Overall, 6 trials were of a high quality and had all the key domains at low risk of bias. The high risk of bias in certain trials was attributable to the lack of blinding of participants and/or outcome assessors (20, 26, 32) and to missing data of the primary outcome (28). Thus, the accuracy of the findings of these trials might be limited and should be interpreted with caution. Although in some studies the allocation was stated to be randomly generated and concealed, a detailed description of the methods used was not clearly reported. This has raised some uncertainty about the results and rendered the judgment of risk of bias as unclear.
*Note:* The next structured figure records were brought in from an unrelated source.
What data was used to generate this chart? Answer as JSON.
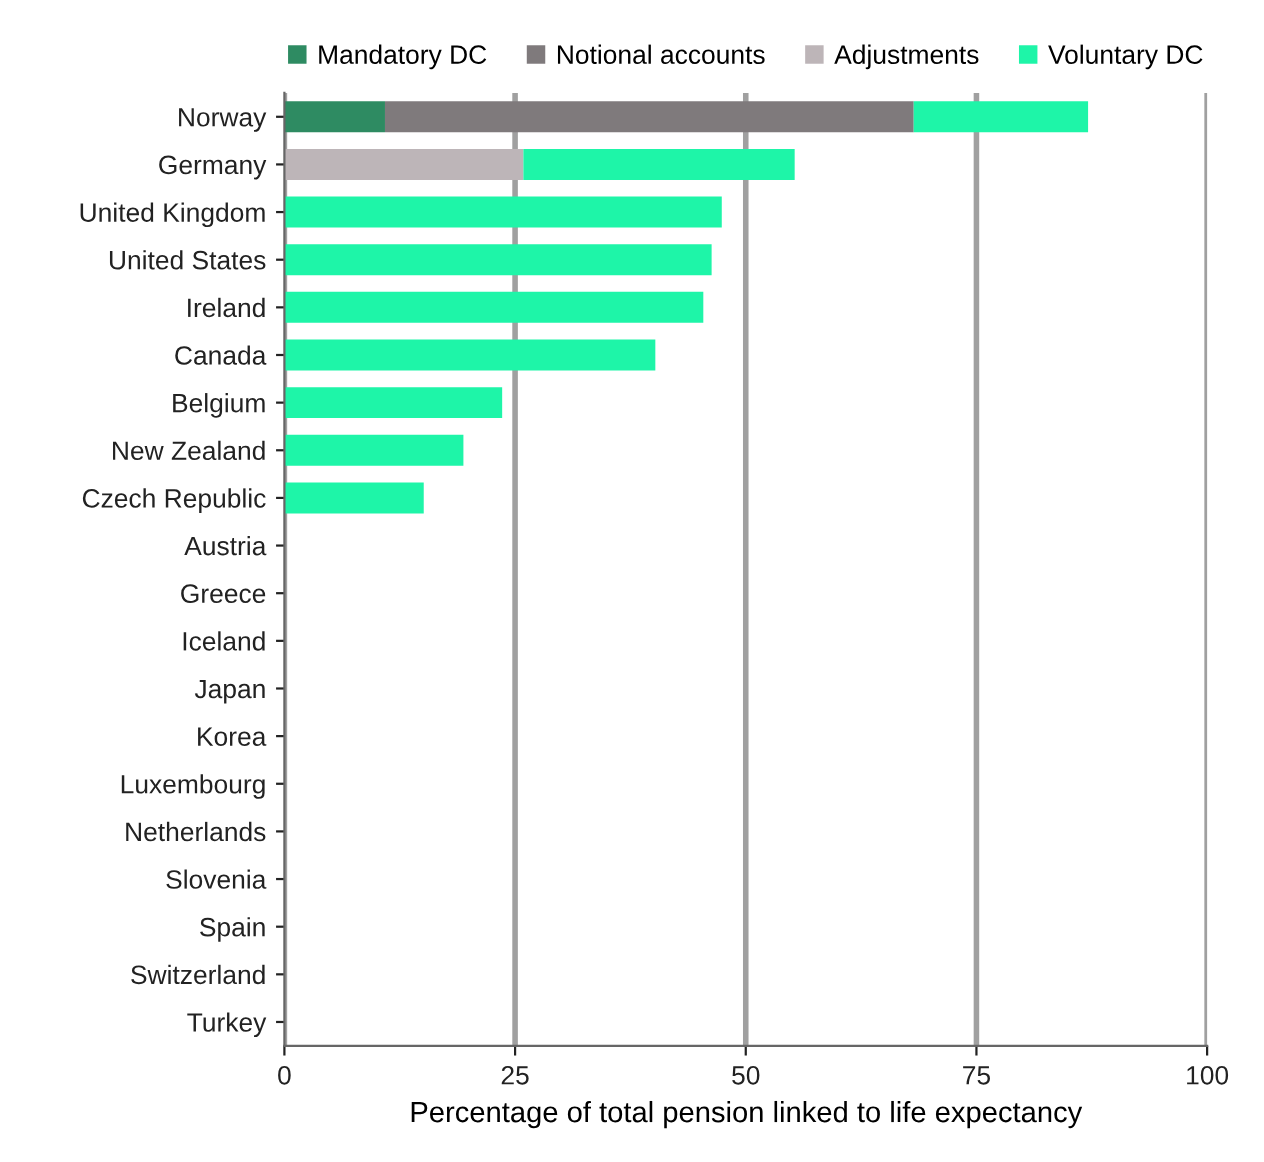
{
  "chart_data": {
    "type": "bar",
    "orientation": "horizontal",
    "stacked": true,
    "xlabel": "Percentage of total pension linked to life expectancy",
    "categories": [
      "Norway",
      "Germany",
      "United Kingdom",
      "United States",
      "Ireland",
      "Canada",
      "Belgium",
      "New Zealand",
      "Czech Republic",
      "Austria",
      "Greece",
      "Iceland",
      "Japan",
      "Korea",
      "Luxembourg",
      "Netherlands",
      "Slovenia",
      "Spain",
      "Switzerland",
      "Turkey"
    ],
    "series": [
      {
        "name": "Mandatory DC",
        "color": "#2e8b62",
        "values": [
          10.9,
          0,
          0,
          0,
          0,
          0,
          0,
          0,
          0,
          0,
          0,
          0,
          0,
          0,
          0,
          0,
          0,
          0,
          0,
          0
        ]
      },
      {
        "name": "Notional accounts",
        "color": "#7f7a7c",
        "values": [
          57.3,
          0,
          0,
          0,
          0,
          0,
          0,
          0,
          0,
          0,
          0,
          0,
          0,
          0,
          0,
          0,
          0,
          0,
          0,
          0
        ]
      },
      {
        "name": "Adjustments",
        "color": "#bdb5b8",
        "values": [
          0,
          25.9,
          0,
          0,
          0,
          0,
          0,
          0,
          0,
          0,
          0,
          0,
          0,
          0,
          0,
          0,
          0,
          0,
          0,
          0
        ]
      },
      {
        "name": "Voluntary DC",
        "color": "#1ef5a8",
        "values": [
          18.9,
          29.4,
          47.4,
          46.3,
          45.4,
          40.2,
          23.6,
          19.4,
          15.1,
          0,
          0,
          0,
          0,
          0,
          0,
          0,
          0,
          0,
          0,
          0
        ]
      }
    ],
    "xlim": [
      0,
      100
    ],
    "xticks": [
      0,
      25,
      50,
      75,
      100
    ],
    "grid": "x",
    "legend": "top"
  }
}
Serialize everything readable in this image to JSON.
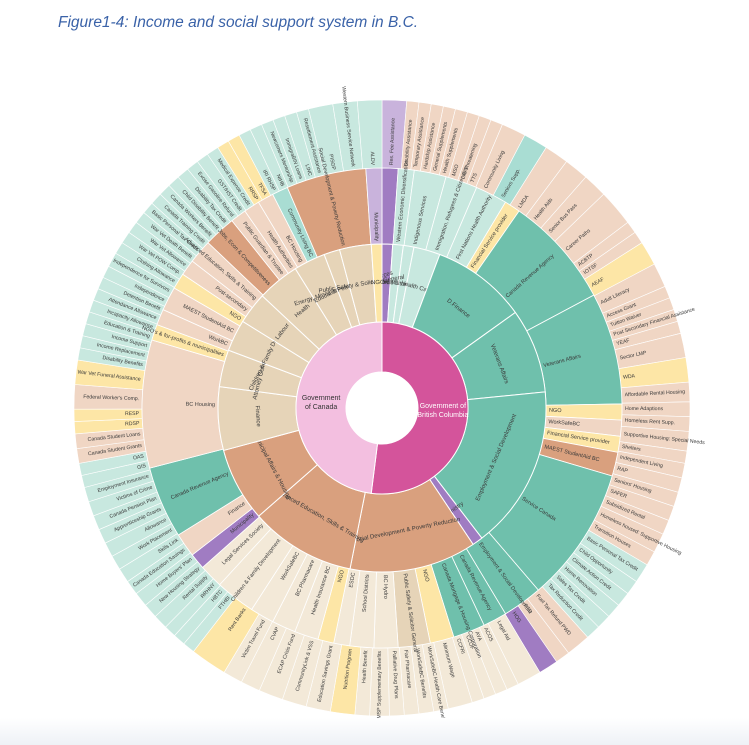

This systematic review has several limitations: 1) broad inclusion criteria with minimal restrictions on the type of intervention; 2) the presence of a high degree of heterogeneity in the data reporting among the studies; 3) lack of adjustment for baseline protein intake; 4) lack of publication bias assessment; 5) lack of postintervention follow-up to evaluate the long-term effect of dairy protein supplementation; 6) the relatively small sample sizes, which influences the external validity of the trials and restricts the findings to be generalized to the entire population; 7) lack of blinding of participants and outcome assessors and incomplete data reporting increased the risk of bias in certain trials (Figure 3) and thus affected the results of the meta-analysis; 8) only 6 of the included studies were of high quality; 9) lack of subgroup analysis stratified by gender, type of protein, and the integration of resistance training; 10) the methodologic diversity between the studies; and 11) the assessment of muscle mass does not predict the physical functioning (4).
However, the systematic review and meta-analysis also has the following strengths: 1) this is the first systematic review and meta-analysis to highlight the possible effect of dairy protein consumption on the outcome variables of sarcopenia, which could be clinically meaningful for the general population; 2) the review was conducted according to the PRISMA statement (13); 3) all the measuring tools that were used to assess the outcomes of interest were proved to be valid and reliable and thus can be applied in clinical and research settings; 4) the inclusion of a considerable number of studies in the meta-analysis; 5) despite the diversity in the provided type of dairy protein, all of the included trials reported a high adherence and tolerance to the exposure, which confirmed the safety of protein supplementation; and 6) the assessment of handgrip strength, which is a good indicator of physical capability (4).
In conclusion, the findings of this systematic review and meta-analysis suggest that dairy proteins, at an amount of 14–40 g/d, can significantly increase the AMM in middle-aged and older adults without a significant clinical effect on muscle strength of handgrip and leg press. The effect of dairy protein on the SPPB was inconclusive due to insufficient reported data. This review highlights the need for larger-scale and high-quality randomized controlled trials with longer follow-ups using standardized primary outcomes (muscle mass, muscle strength, and physical performance) when investigating the role of dairy protein in the prevention and treatment of sarcopenia; to establish the optimal type, amount, timing, and frequency of dairy protein supplementation in middle-aged to older adults; and subsequently, to examine its clinical effectiveness in the improvement of the primary outcomes of sarcopenia in middle-aged to older adults.
Acknowledgments
All authors read and approved the final manuscript.
Notes
The authors declared no financial support received for this work.
Author disclosures: NIH, FM, and AA, no conflicts of interest.
Abbreviations used: AMM, appendicular muscle mass; CG, control group; IG, intervention group; SPPB, Short Physical Performance Battery.